Dahlseide research to help break barriers to access for oral health care

First dental hygiene graduate student to receive AGES Indigenous award

Tarwinder Rai - 30 November 2020

The decision to come back to graduate school didn't come lightly. After running a successful mobile dental hygiene clinic since 2010, Paulette Dahlseide (DH '94) says the gaps in Métis-centred dental research was becoming all too apparent.

Her clinic offered services within the schools of Elizabeth and Fishing Lake Métis Settlements, Cold Lake and Frog Lake First Nations. It was here that she saw the real-life stories behind the multifaceted barriers to care for Indigenous clients first-hand, but more so, and closer to home, it was the Métis children and seniors who fell through the cracks of a broken colonial oral health care system that would bring her to tears.

Dahlseide knew she needed to help address the gaps in oral health care that traditional service delivery had missed.

"Dental hygienists have an obligation to contribute to formal and informal research that can direct future practices and models of delivery that meet the needs of all Canadians," says Dahlseide, an active citizen of the Metis Nation of Alberta. "Métis specific oral health research will inform and help guide our nation as we move towards real self government."

She'd been considering the Master of Science in Dental Hygiene program since it first began in 2014, but it wasn't until remote learning became a possibility due to the global pandemic that her dream started to become a reality.

And to help her achieve her goal, Dahlseide was awarded the Alberta Graduate Excellence Scholarship Indigenous - becoming the first dental hygiene graduate student to receive it.

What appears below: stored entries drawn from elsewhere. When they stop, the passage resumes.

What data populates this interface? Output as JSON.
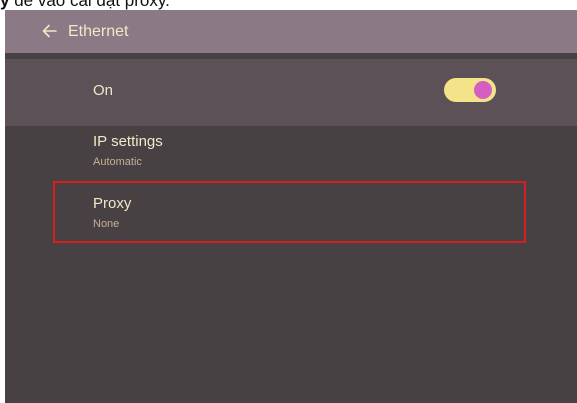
{
  "caption": {
    "bold": "y",
    "rest": " để vào cài đặt proxy."
  },
  "header": {
    "title": "Ethernet",
    "back_icon": "arrow-left-icon"
  },
  "ethernet_toggle": {
    "label": "On",
    "state": "on",
    "track_color": "#f5e38a",
    "knob_color": "#d55fc0"
  },
  "settings": {
    "ip": {
      "title": "IP settings",
      "value": "Automatic"
    },
    "proxy": {
      "title": "Proxy",
      "value": "None"
    }
  },
  "colors": {
    "titlebar": "#8c7986",
    "toggle_row": "#5b5156",
    "background": "#474144",
    "text": "#f1e8c8",
    "subtext": "#c8ae93",
    "highlight": "#d81e1e"
  }
}
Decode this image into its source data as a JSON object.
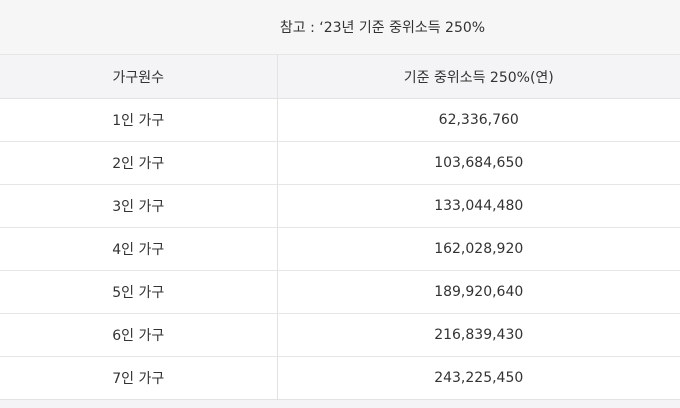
{
  "note": "참고 : ‘23년 기준 중위소득 250%",
  "table": {
    "headers": [
      "가구원수",
      "기준 중위소득 250%(연)"
    ],
    "rows": [
      [
        "1인 가구",
        "62,336,760"
      ],
      [
        "2인 가구",
        "103,684,650"
      ],
      [
        "3인 가구",
        "133,044,480"
      ],
      [
        "4인 가구",
        "162,028,920"
      ],
      [
        "5인 가구",
        "189,920,640"
      ],
      [
        "6인 가구",
        "216,839,430"
      ],
      [
        "7인 가구",
        "243,225,450"
      ]
    ]
  }
}
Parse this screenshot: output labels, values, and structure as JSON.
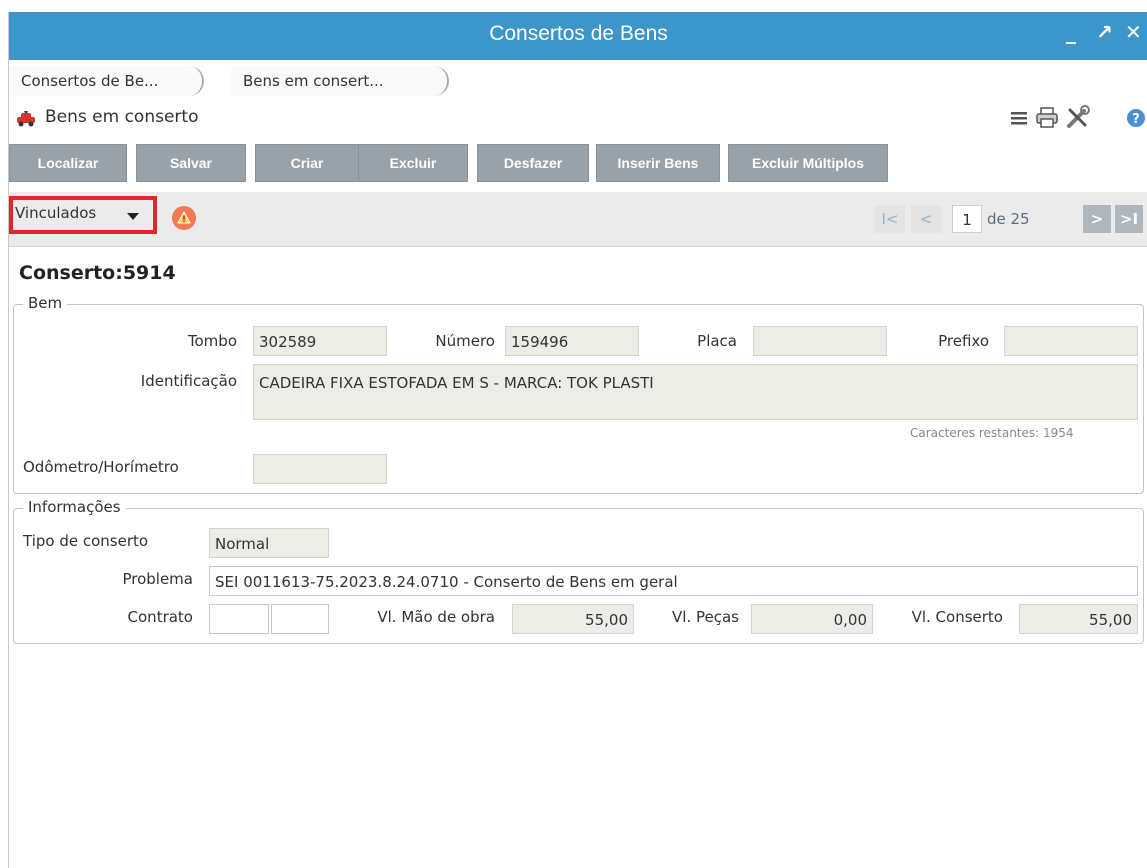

"I have many strong men and women in my family and community who have helped me get to this point," she says, adding she is honoured to be receiving this scholarship. "There are many mentors in my life who have exemplified Métis pride, strength, resilience and ingenuity and I recognize that this scholarship is very much a product of Métis advocacy by our community and its leaders."

Dahlseide will begin her graduate studies program in January 2021 under the supervision of Dr. Sharon Compton and Minn Yoon. Her research proposal is titled Examining Métis Specific Oral Healthcare Experience and Unmet Need in Alberta. Her focus will be on identifying the Metis specific experience of oral health care outcomes and barriers to care in Alberta.